Those questions, barring new evidence to press the case, will apparently never be answered.
A grand jury last month reportedly voted to indict Ballowe on felony charges of driving while intoxicated and leaving the scene of an injury accident. Aside from the physical evidence, she was seen getting behind the wheel alone after leaving a Hamburg bar shortly before Moss was hit on Route 5, the road she likely would have taken to her home at the beachfront bar she co-owns.
According to a report by Dan Herbeck of The Buffalo News, a supervisor in the DA’s Office – presumably on Sedita’s orders – persuaded indictment-minded grand jurors to change their minds. So after voting to charge Ballowe, they revoted not to.
I have no idea why Sedita double-clutched. He can’t legally discuss grand jury proceedings, and didn’t return a call requesting comment. My best guess is he felt pressured by police and public sentiment to take a relatively weak case to a grand jury, not expecting an indictment. And if he got one, he didn’t expect that a prosecution-suggested revote would be made public.
Whatever the case, I understand – in my head, if not in my heart – Sedita’s reluctance to prosecute.
Having a good idea that someone is guilty of a crime is a long way from proving it beyond a reasonable doubt. That was, from the beginning, the huge problem with Moss’ death. As lawyers like to say, the case is a loser.
Police and prosecutors have less evidence against Ballowe than they did, infamously, against Dr. James Corasanti. And we know how that one ended. The Getzville doctor was cleared two years ago of felony charges in teenager Alix Rice’s hit-and-run death – even though he admittedly was driving the luxury sedan that struck her that night, and blood-draw evidence showed he was drunk.
In the Moss case, no eyewitness saw Ballowe – who has refused to talk to police – behind the wheel near the accident scene. There is no proof she was drunk. Indeed, postmortem evidence showed that Moss was intoxicated, which – a defense attorney presumably would argue – may have caused him to weave into traffic. Ballowe might claim, as Corasanti persuasively did to jurors, that she didn’t know she had hit someone.
“It’s a very tough case. I can see why Sedita passed on it,” a prominent defense attorney told me. “I don’t like him asking the grand jury for a do-over, I think that undermines the credibility of grand jury proceedings. … But it would’ve been a difficult case to prosecute.”

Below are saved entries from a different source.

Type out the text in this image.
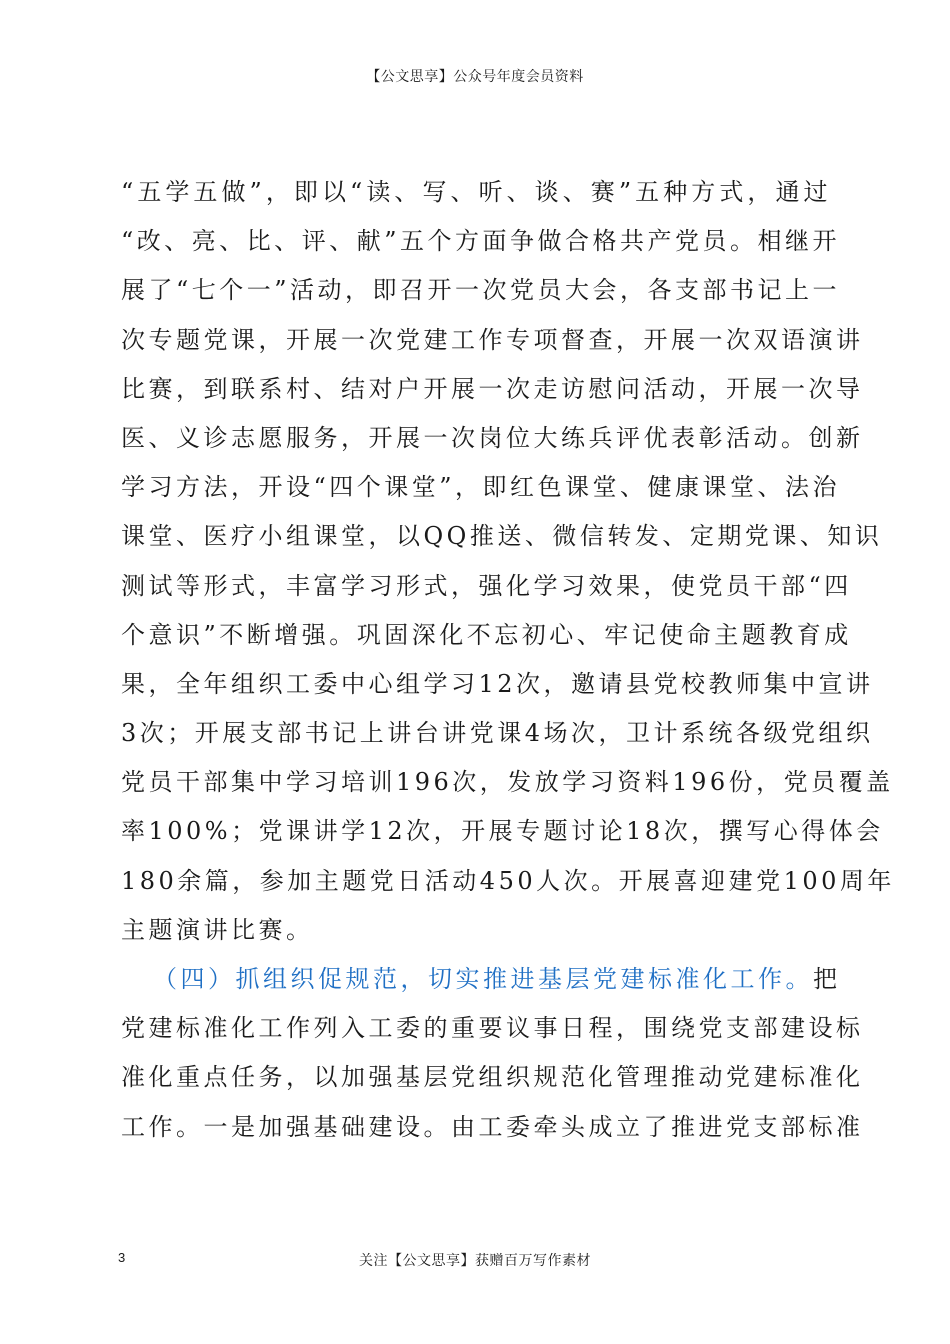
【公文思享】公众号年度会员资料
“五学五做”，即以“读、写、听、谈、赛”五种方式，通过
“改、亮、比、评、献”五个方面争做合格共产党员。相继开
展了“七个一”活动，即召开一次党员大会，各支部书记上一
次专题党课，开展一次党建工作专项督查，开展一次双语演讲
比赛，到联系村、结对户开展一次走访慰问活动，开展一次导
医、义诊志愿服务，开展一次岗位大练兵评优表彰活动。创新
学习方法，开设“四个课堂”，即红色课堂、健康课堂、法治
课堂、医疗小组课堂，以QQ推送、微信转发、定期党课、知识
测试等形式，丰富学习形式，强化学习效果，使党员干部“四
个意识”不断增强。巩固深化不忘初心、牢记使命主题教育成
果，全年组织工委中心组学习12次，邀请县党校教师集中宣讲
3次；开展支部书记上讲台讲党课4场次，卫计系统各级党组织
党员干部集中学习培训196次，发放学习资料196份，党员覆盖
率100%；党课讲学12次，开展专题讨论18次，撰写心得体会
180余篇，参加主题党日活动450人次。开展喜迎建党100周年
主题演讲比赛。
（四）抓组织促规范，切实推进基层党建标准化工作。把
党建标准化工作列入工委的重要议事日程，围绕党支部建设标
准化重点任务，以加强基层党组织规范化管理推动党建标准化
工作。一是加强基础建设。由工委牵头成立了推进党支部标准
3	关注【公文思享】获赠百万写作素材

Which doesn’t mean the district attorney shouldn’t have tried. There is a measure of justice in pressing a case, in forcing a suspect to legally defend herself, in making her explain her actions and endure the public and media spotlight.
Moss’ roadside death, and the failure to thus far hold anyone accountable, has broken the hearts of his family. It has infuriated his friends. It has frustrated the cops who worked on the case. It has, I suspect, even irked and angered Sedita.
All of which gets whoever did this no closer to any kind of justice.
As Maria Wrafter, Moss’ sister, told me: “What kind of message does this send? You do something wrong, you run and hide, you get a lawyer, you don’t take responsibility – and you end up being rewarded.”
Wrafter still hopes that someone will come forward with more evidence. Family members will soon reach into their pockets to bump up the $1,000 reward from the Crime Stoppers program. It’s hard not to feel for them when Wrafter says, “I don’t want to look foolish, but I couldn’t forgive myself if we don’t keep trying. It’s hard to look at my mother and Barry’s kids, just having it left this way.”
The case, as the lawyers say, may be a loser. But sometimes justice is about more than winning in court.